私が四年生の夏、福岡の親元への帰省を兼ね、東京では日中貿易を営む李さんを訪ね、就職の相談をした。文化革命が起きたと報じられて半年も経っていなかった。それでも李社長は、「文化革命を支持するか」「毛沢東は好きか」と問うた。私は素直に支持できないと応えた。それでは日中貿易に当分は従事出来ないだろうことを知らされた。
その帰り、大阪の極東書店の店番をしていた先輩の上野八郎に会った。極東書店は中国関係の書籍を扱う有力会社だ。卒論のための資料を買うために訪れていた東京神田の書店大安の同業でもある。
「八ちゃん、どう考えたらいいですか」と問うた。
この偉大な先輩は、中国を愛する我々には生き辛い世の中になって来ていることを私に教えた。これで、私が切望していた日中貿易の会社での仕事を諦めざるを得ない状況であることを完全に悟った。
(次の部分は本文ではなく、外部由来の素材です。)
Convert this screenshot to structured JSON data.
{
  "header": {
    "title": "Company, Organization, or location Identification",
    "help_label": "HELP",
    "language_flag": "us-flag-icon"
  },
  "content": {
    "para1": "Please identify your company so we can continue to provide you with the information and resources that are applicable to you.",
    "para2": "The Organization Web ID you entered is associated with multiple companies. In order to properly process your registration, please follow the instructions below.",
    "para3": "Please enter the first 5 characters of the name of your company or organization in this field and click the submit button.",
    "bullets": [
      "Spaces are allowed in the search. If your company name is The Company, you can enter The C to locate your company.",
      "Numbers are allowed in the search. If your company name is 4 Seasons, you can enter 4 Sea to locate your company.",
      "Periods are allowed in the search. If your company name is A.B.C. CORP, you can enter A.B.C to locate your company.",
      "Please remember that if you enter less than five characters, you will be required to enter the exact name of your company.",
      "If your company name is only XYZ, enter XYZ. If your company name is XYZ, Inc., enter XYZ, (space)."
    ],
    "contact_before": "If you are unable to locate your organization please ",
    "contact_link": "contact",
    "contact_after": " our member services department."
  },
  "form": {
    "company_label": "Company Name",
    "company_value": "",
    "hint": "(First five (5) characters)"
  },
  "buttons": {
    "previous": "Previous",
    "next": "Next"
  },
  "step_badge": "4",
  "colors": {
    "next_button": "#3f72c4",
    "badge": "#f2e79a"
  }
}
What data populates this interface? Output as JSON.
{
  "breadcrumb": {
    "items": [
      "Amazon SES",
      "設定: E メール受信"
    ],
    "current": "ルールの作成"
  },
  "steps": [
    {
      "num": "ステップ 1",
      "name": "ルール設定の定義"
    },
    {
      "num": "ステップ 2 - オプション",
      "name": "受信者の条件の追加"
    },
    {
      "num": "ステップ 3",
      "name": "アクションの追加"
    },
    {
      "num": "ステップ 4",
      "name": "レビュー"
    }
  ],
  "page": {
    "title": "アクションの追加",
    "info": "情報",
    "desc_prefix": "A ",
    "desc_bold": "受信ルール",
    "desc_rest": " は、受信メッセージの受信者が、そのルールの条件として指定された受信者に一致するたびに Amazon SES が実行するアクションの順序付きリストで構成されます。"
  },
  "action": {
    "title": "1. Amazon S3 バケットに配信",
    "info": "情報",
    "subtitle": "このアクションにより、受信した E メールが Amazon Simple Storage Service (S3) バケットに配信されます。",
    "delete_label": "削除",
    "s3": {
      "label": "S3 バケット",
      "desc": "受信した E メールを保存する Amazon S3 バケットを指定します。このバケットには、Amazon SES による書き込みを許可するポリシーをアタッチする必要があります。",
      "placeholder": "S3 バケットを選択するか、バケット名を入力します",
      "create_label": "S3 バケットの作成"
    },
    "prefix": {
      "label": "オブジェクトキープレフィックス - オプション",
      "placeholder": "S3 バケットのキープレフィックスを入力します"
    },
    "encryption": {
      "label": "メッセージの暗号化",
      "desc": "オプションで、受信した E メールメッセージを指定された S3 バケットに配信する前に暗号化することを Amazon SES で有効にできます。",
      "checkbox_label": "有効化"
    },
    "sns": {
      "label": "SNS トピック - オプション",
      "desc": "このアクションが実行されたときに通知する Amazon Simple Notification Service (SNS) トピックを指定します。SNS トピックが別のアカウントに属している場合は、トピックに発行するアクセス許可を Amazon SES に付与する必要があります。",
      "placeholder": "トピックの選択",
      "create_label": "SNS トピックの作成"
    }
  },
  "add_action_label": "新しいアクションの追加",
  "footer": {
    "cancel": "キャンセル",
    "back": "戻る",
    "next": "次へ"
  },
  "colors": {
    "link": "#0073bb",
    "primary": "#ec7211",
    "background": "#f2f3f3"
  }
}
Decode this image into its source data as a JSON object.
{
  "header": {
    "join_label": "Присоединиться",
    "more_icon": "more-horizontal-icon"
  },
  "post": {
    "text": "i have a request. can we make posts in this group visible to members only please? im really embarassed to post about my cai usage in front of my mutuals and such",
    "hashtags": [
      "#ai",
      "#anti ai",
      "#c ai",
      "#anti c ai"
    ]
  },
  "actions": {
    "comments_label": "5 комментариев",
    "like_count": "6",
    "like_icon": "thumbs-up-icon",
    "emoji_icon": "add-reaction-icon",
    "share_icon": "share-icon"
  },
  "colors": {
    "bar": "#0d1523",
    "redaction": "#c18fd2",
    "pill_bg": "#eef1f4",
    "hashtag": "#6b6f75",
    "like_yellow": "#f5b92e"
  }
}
私は、出版社か書籍卸業に行くか、教員になるかを考えた。高校浪人中から目指していた日中貿易や中国での仕事探しを断念することになった。この断念は実に悔しいことだった。だが進むべき次があるという意味では大したことはない。私はまだ学生であった。
上野八郎の今後はどうなるのだろう。
憧れの聴濤兄弟は更に困難な事態を迎えているはずだ。私は見知るまでには到ってない聴濤兄弟や家族のことを思いやった。聴濤弘の兄は、中国の紅衛兵側で文革を進めさせられているとの情報も流れてきた。兄弟が引き裂かれているのだ。
世間的には些細なことだが、この時、私の子育ての夢も打ち砕かれた。
つい最近まで希望を託していた中国だった。私の想像をはるかに超えているはずの中国人の苦痛を悲しんだ。その分この文化革命をも美化する内外の者達への怒りが増した。